Trendlines As a Guide
The need for constant adjusting makes a trendline imprecise for use as a trade signal. Consider that a trendline drawn at a slightly different angle can make a big difference in what price that trendline intersects with over time.
While you can use trendlines as a guide, you must use more precise criteria for determining when to enter or exit a trade. These criteria could include a certain size move back in the trending direction, a trigger based on an engulfing pattern (where the next bar is larger than the previous one, engulfing it), or another type of indicator that adjusts more precisely and quickly to changes in volatility.
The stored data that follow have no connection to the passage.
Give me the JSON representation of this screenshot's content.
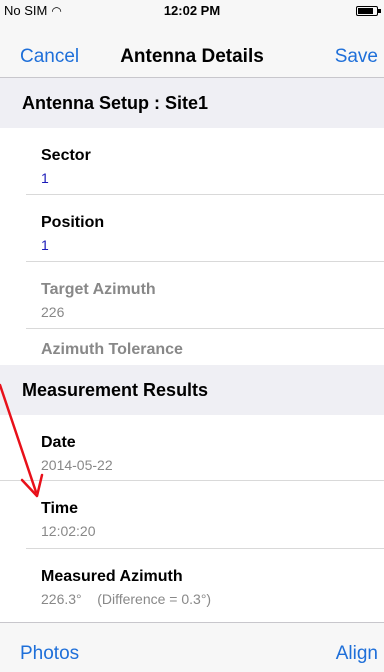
{
  "status_bar": {
    "carrier": "No SIM",
    "wifi_icon": "wifi-icon",
    "time": "12:02 PM",
    "battery_icon": "battery-icon"
  },
  "nav": {
    "cancel": "Cancel",
    "title": "Antenna Details",
    "save": "Save"
  },
  "sections": {
    "setup": {
      "header": "Antenna Setup : Site1",
      "sector": {
        "label": "Sector",
        "value": "1"
      },
      "position": {
        "label": "Position",
        "value": "1"
      },
      "target_azimuth": {
        "label": "Target Azimuth",
        "value": "226"
      },
      "azimuth_tolerance": {
        "label": "Azimuth Tolerance"
      }
    },
    "results": {
      "header": "Measurement Results",
      "date": {
        "label": "Date",
        "value": "2014-05-22"
      },
      "time": {
        "label": "Time",
        "value": "12:02:20"
      },
      "measured_azimuth": {
        "label": "Measured Azimuth",
        "value": "226.3°    (Difference = 0.3°)"
      }
    }
  },
  "toolbar": {
    "photos": "Photos",
    "align": "Align"
  },
  "colors": {
    "accent": "#1e6fd9",
    "annotation_arrow": "#e8101a",
    "value_blue": "#1a1ab8"
  }
}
If you use trendlines as just a guide, then you don't need to worry about drawing trendlines along the exact highs or lows. Draw "trendlines of best fit"—the ones that provide visual clues about potential trade areas.
Since the trendline isn't being used as a specific trade signal, rough trendlines can provide you with relevant information about the trend without forcing you to readjust it constantly.
The Bottom Line
Trendlines are a great tool for showcasing short-term trends within the overall trend. Pay attention to price action, and always consider it when using trendlines. If the price makes lower lows and lower highs, it's still a downtrend—even if the price moves above a descending trendline. If the price makes higher highs and higher lows, the price still has an uptrend even if it moves below the trendline.
A trendline needs to be adjusted often, especially when day trading. Use a "trendline of best fit" to avoid constantly adjusting. It still shows the trend and when the trend may be reversing.
Use trendlines to alert you of potential trade opportunities, and use price action signals to determine exactly how to seize those opportunities.